Investor sentiment over the Spanish bank bailout has soured, just hours after European and Asian stock markets were buoyed by a massive 100bn euro debt deal.
But by the close gains had been reduced to 0.05% for the FTSE, 0.17% on the DAX and 0.29% in Paris.
Spanish 10-year bond yields had also initially dropped below the psychologically important 6%, making it easier for Spain's government to borrow, but later rose to 6.44% as the euphoria subsided.
Madrid's IBEX 35 (Madrid: IBEX.MC - news) benchmark index initially soared 5.77% higher shortly after the open, with Spanish bank shares leaping 6% on their first day of trade following the aid deal to recapitalise the country's weaker lenders.
Encouraged by the bailout, oil prices had also topped $102 a barrel for a time.
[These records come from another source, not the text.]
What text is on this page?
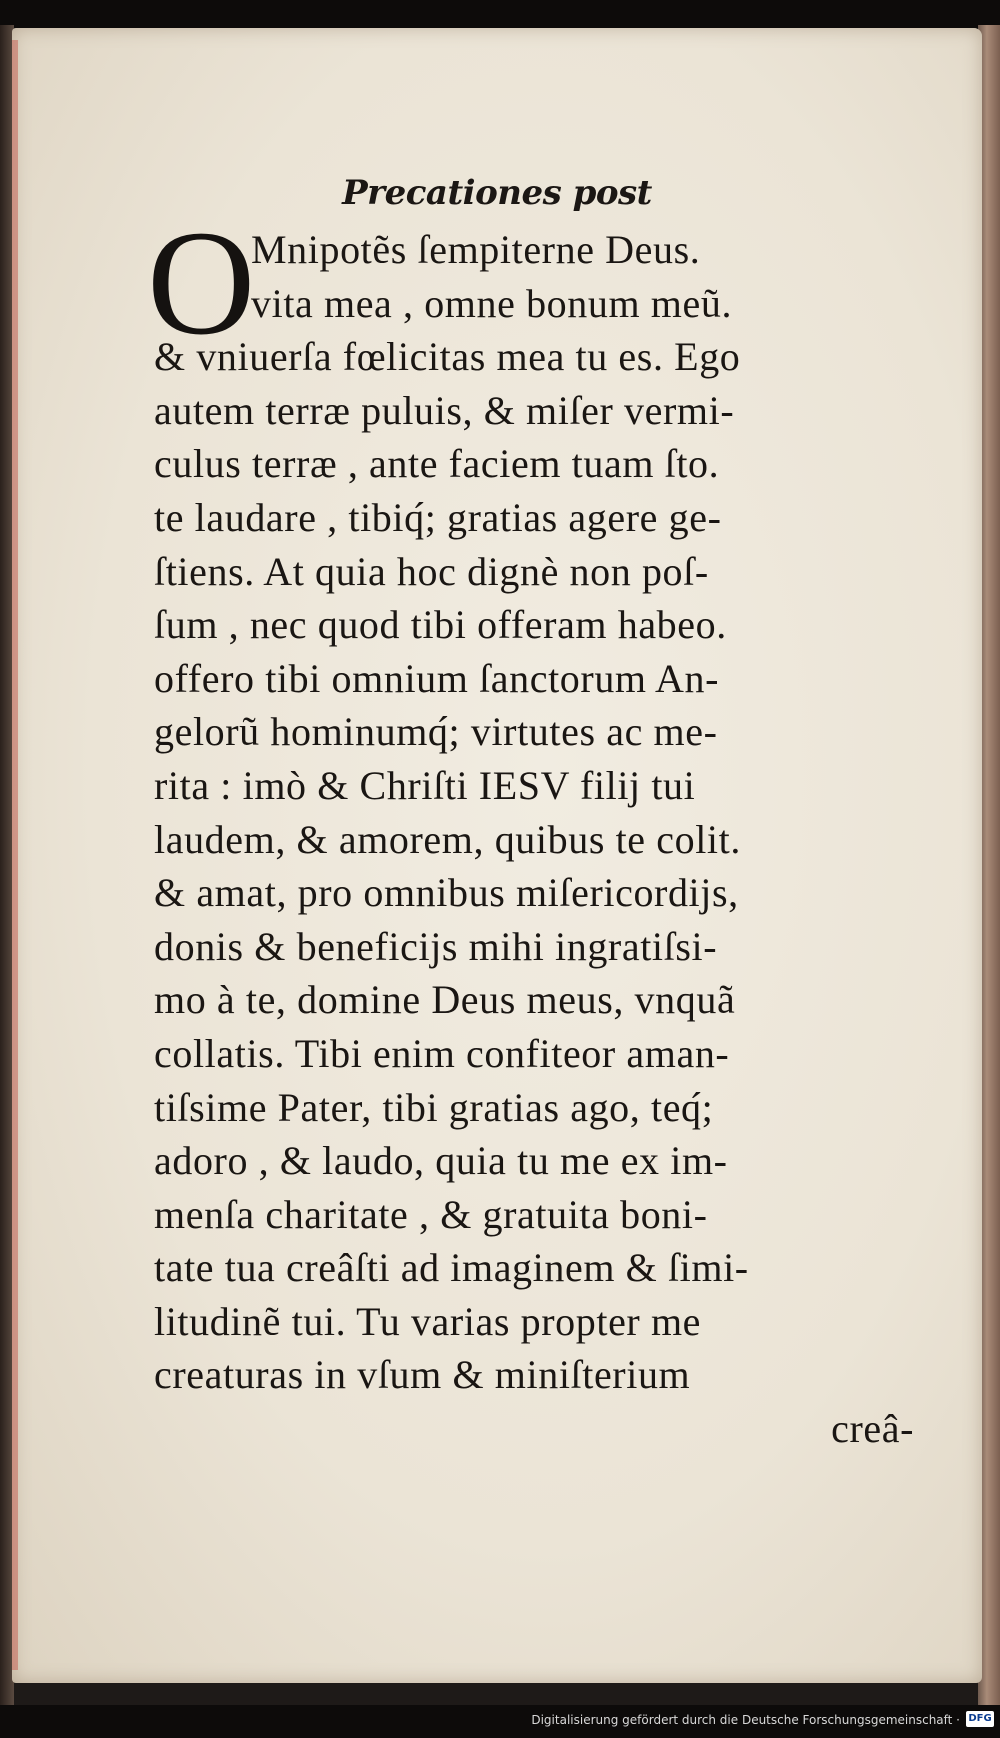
Precationes post
O
Mnipotẽs ſempiterne Deus.
vita mea , omne bonum meũ.
& vniuerſa fœlicitas mea tu es. Ego
autem terræ puluis, & miſer vermi-
culus terræ , ante faciem tuam ſto.
te laudare , tibiq́; gratias agere ge-
ſtiens. At quia hoc dignè non poſ-
ſum , nec quod tibi offeram habeo.
offero tibi omnium ſanctorum An-
gelorũ hominumq́; virtutes ac me-
rita : imò & Chriſti IESV filij tui
laudem, & amorem, quibus te colit.
& amat, pro omnibus miſericordijs,
donis & beneficijs mihi ingratiſsi-
mo à te, domine Deus meus, vnquã
collatis. Tibi enim confiteor aman-
tiſsime Pater, tibi gratias ago, teq́;
adoro , & laudo, quia tu me ex im-
menſa charitate , & gratuita boni-
tate tua creâſti ad imaginem & ſimi-
litudinẽ tui. Tu varias propter me
creaturas in vſum & miniſterium
creâ-
Digitalisierung gefördert durch die Deutsche Forschungsgemeinschaft · DFG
The initial positive mood was sparked after Spain asked finance ministers from the 17 eurozone countries to rescue its banks, which have been crushed by bad land and property loans.
They responded by offering up to 100bn euro (£81bn) in credit that the Spanish government could funnel to banks.
European Commission spokesman Amadeu Altafaj said it would be "reasonable" to charge a modest rate of interest on rescue loans for the banks.
"It is premature to talk about interest rates, you cannot talk about a definite rate since it will depend on market conditions but, yes, percentages of 3% or 4% are reasonable for these operations," he said.
But China quickly warned that more significant structural changes are still required to safeguard longer term stability.
"In the interests of mid or long-term stability, we hope the eurozone will improve consensus and take more decisive action," China's vice finance minister Zhu Guangyao said.
Angela Merkel's government was forced to defend the EU rescue for Spain, with many Germans convinced their generosity is being abused and sceptics warning that promising aid without tough conditions sets a risky precedent.
Aides to the German Chancellor justified the huge bailout on the grounds that the Spanish economy was not in such dire shape that it required the kind of terms imposed on Greece, and the aid would not be paid directly to Spanish banks.
"The Spanish application comes from the state, the money will go to the state, the state is liable and the state takes on the responsibility for the stipulated conditions," Mrs Merkel's spokesman Steffen Seibert said.
Spain is the eurozone's fourth-biggest economy - twice the size combined of those countries which have been bailed out so far - and therefore critical to the wider eurozone health.
Sky News economic editor Ed Conway said: "What we've seen earlier with the bailouts is a rise in the markets as they react positively at first.
"The problem is that after a little while the markets start looking for question marks and they have then fallen back as time has gone by."
Wider issues of eurozone health also remain, with confirmation of Italy being in deep recession with a 0.8% quarterly rate contraction - the worst in three years.
Meanwhile, Portuguese banks' borrowing from the European Central Bank rose 6% in May from the previous month to hit a new record, and consumer sentiment has plunged in Ireland, according to a new poll.
The next key date for the struggling eurozone area comes on Sunday, when Greek voters head to the polls and the election is likely to determine whether the debt-mired country will stick with the euro.
A financial crisis has gripped Spain since 2008, when its property bubble bust and caused big losses for many banks.
A Spanish bank rescue fund set up in 2009 was running out of money, and the government has already nationalised Bankia, a major bank.